Close the HDF5 file.

property shape: tuple[int, int, int]

Shape of the showers dataset in the file.

property num_showers: int

Number of showers in the dataset.

class showerdata.Showers(points=(), energies=(), pdg=(), directions=None, shower_ids=None, num_points=None, copy=None)[source]

Bases: object

Data structure for shower data.

Parameters:
  • points (ArrayLike) – Shower point cloud.

  • energies (ArrayLike) – Energies of the incident particles.

  • pdg (ArrayLike or int) – Particle Data Group identifier(s).

  • directions (Optional[ArrayLike]) – Directions of the incident particles as a unit vector. Defaults to (0, 0, 1).

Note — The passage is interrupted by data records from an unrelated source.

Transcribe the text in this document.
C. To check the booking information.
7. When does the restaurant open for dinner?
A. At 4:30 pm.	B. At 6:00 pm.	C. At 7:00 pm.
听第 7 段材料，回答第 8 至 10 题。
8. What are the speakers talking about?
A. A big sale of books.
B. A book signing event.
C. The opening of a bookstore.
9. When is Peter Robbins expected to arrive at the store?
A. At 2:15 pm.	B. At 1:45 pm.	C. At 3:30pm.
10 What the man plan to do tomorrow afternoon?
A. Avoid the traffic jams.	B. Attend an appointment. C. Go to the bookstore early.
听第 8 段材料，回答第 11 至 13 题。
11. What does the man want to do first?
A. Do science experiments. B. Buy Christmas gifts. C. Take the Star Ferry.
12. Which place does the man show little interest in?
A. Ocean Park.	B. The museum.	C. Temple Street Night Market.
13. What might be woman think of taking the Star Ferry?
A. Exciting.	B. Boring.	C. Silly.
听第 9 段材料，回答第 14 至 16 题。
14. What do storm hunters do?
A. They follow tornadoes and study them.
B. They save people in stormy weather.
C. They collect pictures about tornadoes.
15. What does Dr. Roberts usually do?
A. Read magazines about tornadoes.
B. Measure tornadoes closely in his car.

  • shower_ids (Optional[ArrayLike]) – Unique identifiers for each shower. Defaults to sequential IDs.

  • copy (bool | None) – If True, data will be copied to ensure immutability. Defaults to None.

points

Array of shower points. Format: (num_showers, max_points, 4 or 5).

Type:

NDArray

energies

Energies of the incident particles.

Type:

NDArray

directions

Directions of the incident particles given as a unit vector.

Type:

NDArray

pdg

Particle Data Group identifiers for the incident particles.

Type:

NDArray

shower_ids

Unique identifiers for each shower.

Type:

NDArray

property is_empty: bool

Check if the Showers instance is empty.

copy()[source]

Create a copy of the Showers instance. :returns: A new Showers instance with copied data. :rtype: Showers

save(path, overwrite=False)[source]

Save data to an HDF5 file.

Parameters:
  • path (str | os.PathLike[str]) – Path to the HDF5 file.

  • overwrite (bool) – If True, overwrite existing file. Defaults to False.

Return type:

None

property inc_particles: IncidentParticles

Get the incident particles associated with the showers.